Employee wellbeing isn’t just a benefit of a good job, it’s fast becoming a core element of modern work culture. With hybrid working gaining popularity, workplaces have invested more in wellness initiatives to increase their resilience moving forward.
Even with this recent surge in interest, our research shows only 15 percent of employees describe the health-related benefits offered by their employer as ‘excellent.’
Wellbeing is important to employees, and they value workplaces that look after them. To make sure you’re catering to the needs and expectations of your staff, you’ll need to create a culture of wellbeing.
How you can make employee wellbeing part of your work culture
People are the heart of any company, so when they're thriving, you flourish too. With that said, 66 percent of employees want more wellbeing support from their employer. This is in response to the changes and disruptions affecting the workplace in the last few years.
Here’s how you can make wellbeing a core part of your workplace culture:
Focus on holistic wellbeing
Wellbeing isn’t a tick box on your work culture criteria. It should encompass everything that affects your employees and support them accordingly. To do this, your approach to wellbeing must be holistic.
Holistic wellbeing involves nurturing your mind, body, spirit and social needs. And they’re all interconnected with one another. Here’s what that means in the workplace:
- Physical wellbeing. Physical wellbeing deals with aspects of work, such as health and safety, preventing desk related injuries and minimising the risk of disease. You can achieve this with regular workplace risk assessments. You can also provide your employees with resources to help them understand things like maintaining good posture and why they should take frequent breaks.
- Mental wellbeing. Our mental wellbeing refers to how we think and respond to stress. It also encompasses conditions like anxiety and depression. One in six workers is dealing with a mental health issue at any given time. Poor mental health negatively impacts your employees’ ability to look after themselves and work effectively. Employers can support their employees by creating a comfortable, stress-free working environment. They can also provide access to mental health support, such as counselling.
- Social wellbeing. Socialisation helps employees feel a part of a larger community and gives them a sense of place. You can help your employees cultivate their social wellbeing by organising time for socialisation and encouraging positive interactions. For example, this might include happy half hours, spaces to talk over coffee, or work events.
- Spiritual wellbeing. You might think spirituality doesn't have anything to do with work, but it does affect your employees' outlook. It’s about an individual’s relationship with the wider world and their approach to change. In a workplace, this can involve their development and career goals.
All types of wellbeing impact each other. There’s a link between mind and body. Impacts on one affect the other.
With that said, our research shows only 58 percent of surveyed employees say their employers recognise the link between good physical and mental health. This means their wellbeing initiatives aren’t achieving as much as they could be.
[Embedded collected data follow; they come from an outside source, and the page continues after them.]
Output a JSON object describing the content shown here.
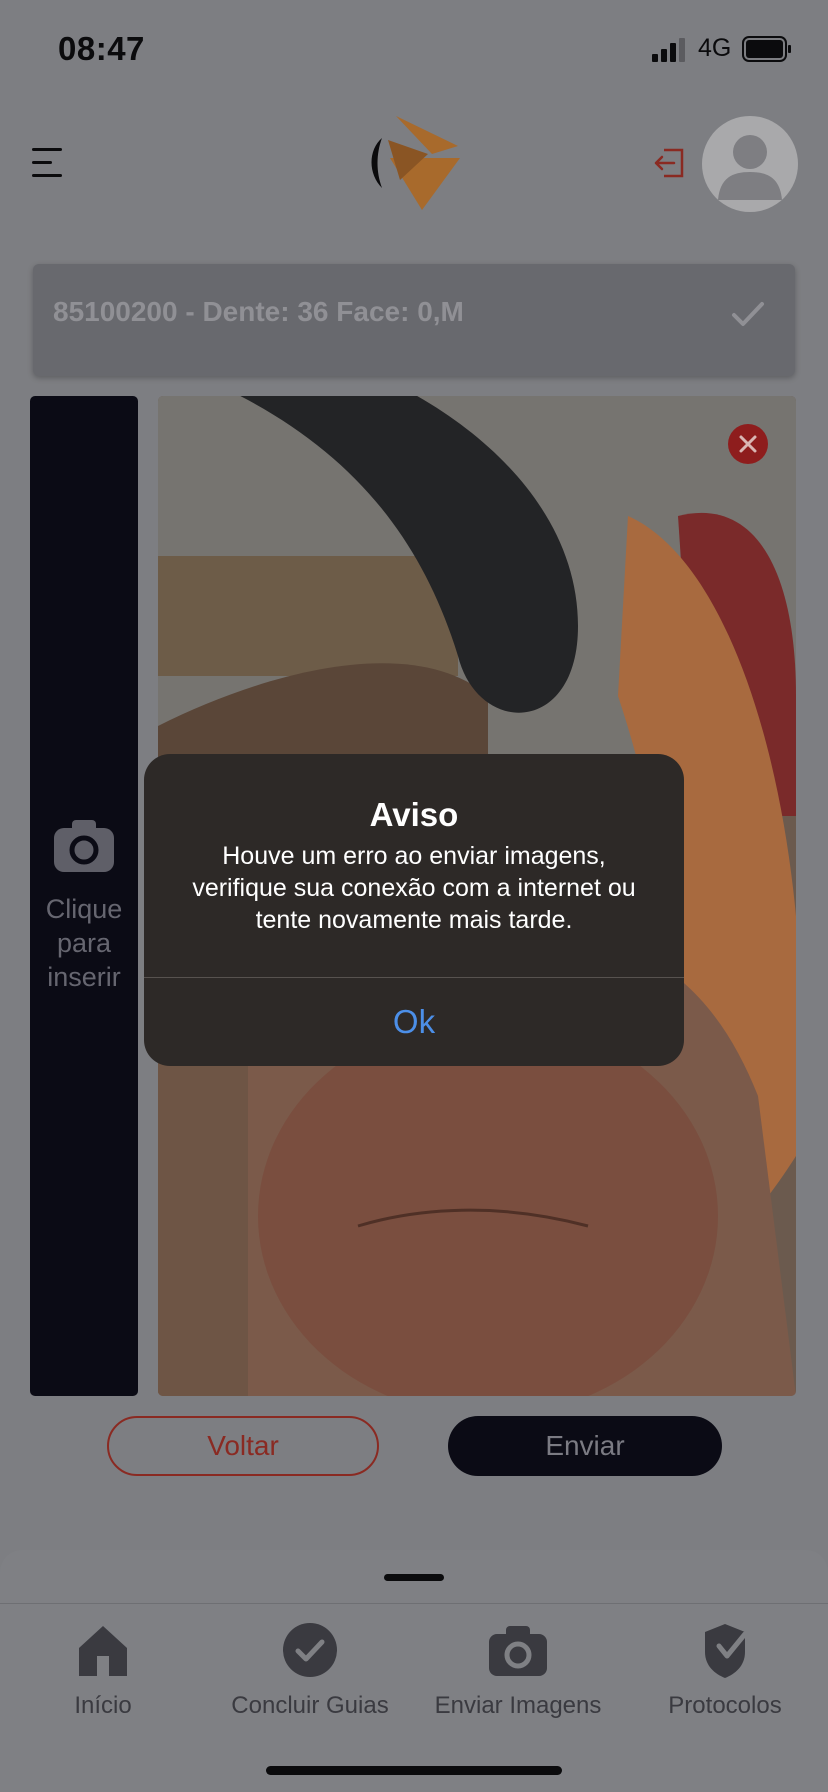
{
  "status_bar": {
    "time": "08:47",
    "network": "4G"
  },
  "procedure": {
    "label": "85100200 - Dente: 36 Face: 0,M"
  },
  "side_panel": {
    "label": "Clique para inserir"
  },
  "buttons": {
    "back": "Voltar",
    "send": "Enviar"
  },
  "alert": {
    "title": "Aviso",
    "message": "Houve um erro ao enviar imagens, verifique sua conexão com a internet ou tente novamente mais tarde.",
    "ok": "Ok"
  },
  "nav": {
    "items": [
      {
        "label": "Início",
        "icon": "home-icon"
      },
      {
        "label": "Concluir Guias",
        "icon": "check-circle-icon"
      },
      {
        "label": "Enviar Imagens",
        "icon": "camera-icon"
      },
      {
        "label": "Protocolos",
        "icon": "shield-check-icon"
      }
    ]
  },
  "colors": {
    "accent_red": "#8a2a22",
    "dark_navy": "#0b0b15",
    "alert_link": "#4c8fe8",
    "logo_orange": "#a86a2c"
  }
}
Don’t fall into that same hole. Taking a holistic approach means you’re covering all your bases. A holistic wellbeing app like Symbio is a great way to provide your employees with trusted resources to help them with their problems.
Boost your employee retention
Here are some wellbeing initiatives that can improve your retention:
- Create a supportive work environment. Providing your employees with a comfortable and encouraging working environment helps them perform at their best. Practising clear communication and offering the right training can help with this.
- Recognise and validate employees’ work. Praise for good work boosts happiness, which improves productivity. Celebrate good work and praise employees for meeting their goals. Also, give your employees autonomy over their work. This helps them feel empowered and not micromanaged.
- Offer wellbeing benefits. Job benefits not only attract new hires, but also retain your top talent. Mental health support, access to healthcare and additional paid time off are among the top priorities for job seekers when finding a new job. You could also offer gym memberships or access to digital wellbeing apps like Symbio.
- Encourage healthy working practices. Be mindful of bad working practices such as presenteeism. Encourage a good work-life balance and help your staff leave their work at the door when five o’clock rolls around.
Imagine you’re outside your organisation looking in. Do you see happy employees working their hours without stress, or do problems immediately come to mind?
How you treat your employees and how they feel about their work certainly impacts retention. And don’t just limit it to your employees. Consider your investors, your consumers and potential new hires. They’re all people associated with your company that need wellbeing support, so don’t limit your focus to only one group.
Wellbeing keeps your work culture alive
Seventy percent of HR respondents agree that employee wellbeing is on their senior leaders’ agendas. The importance of wellbeing cannot be denied. The continued investment into wellbeing proves that happy and healthy employees are critical to your work culture.
To create a sustainable culture, embed wellbeing into all aspects of your workplace. By investing more resources, taking a holistic approach and considering everyone involved, you’ll foster a more resilient workplace.